Brian Wright, vice president of education at a Franklin, Mass-based manufacturer of bariatric equipment, says it is critical to have the right kind of equipment to treat bariatric patients. For example, Wright’s company offers a portable lift that weighs only 95 pounds, but has a lifting capacity of up to 660 pounds. It features walking arms that look like parallel bars to help patients with gait training.

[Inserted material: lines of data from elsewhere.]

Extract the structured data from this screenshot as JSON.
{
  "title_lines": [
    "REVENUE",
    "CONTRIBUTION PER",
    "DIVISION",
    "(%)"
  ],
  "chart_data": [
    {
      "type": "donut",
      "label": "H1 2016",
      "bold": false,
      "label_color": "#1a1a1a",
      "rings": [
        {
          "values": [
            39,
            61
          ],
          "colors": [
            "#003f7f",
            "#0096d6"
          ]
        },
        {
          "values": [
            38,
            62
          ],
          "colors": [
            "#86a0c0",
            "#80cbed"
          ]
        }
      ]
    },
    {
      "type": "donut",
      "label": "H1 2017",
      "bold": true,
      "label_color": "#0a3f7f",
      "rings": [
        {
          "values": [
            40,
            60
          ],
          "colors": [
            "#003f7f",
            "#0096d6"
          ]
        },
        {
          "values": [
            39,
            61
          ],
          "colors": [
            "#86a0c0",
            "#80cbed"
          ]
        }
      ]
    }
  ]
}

Patients are able to stand underneath it and are supported by the walking arms and a harness.

Wright also emphasizes the need for caregivers to pick the safest equipment based on specific patient characteristics, not just weight and capacity.

“The priority is to fit the patient’s needs and accommodate special needs first,” he says.

He states that there are four points caregivers should look for when choosing the safest equipment.

“Stay away from ‘weight’ and ‘equipment capacities’ as the major component to picking out equipment and focus on patient needs,” he suggests. “Certainly, products need to safely support the loads for liability, but products need to primarily adapt to patient care.”

Determine the procedure of the task and a caregiver’s physical requirements to perform the task.

What are the physical limitations of bariatric patients? “Identifying changes in a patient’s physical characteristics as they get bigger helps to define proper practice solutions,” Wright says. “As persons get bigger, they have greater hip abduction and external rotation, less knee flexion, difficulty rotating from side to side, maybe a wandering panus, and gluteal and shoulder shelves that increased with girth.”

Finally, for therapists, Wright says it is extremely important to have the right equipment. “There is a great need for equipment that will help obese patients to stand safely and ambulate safely without obstructing gait patterns and overcoming fatigue midway through training to get the most out of the patient’s therapy,” he says. “Limb lifters and other devices can equally assist a therapist with handling persons of size.”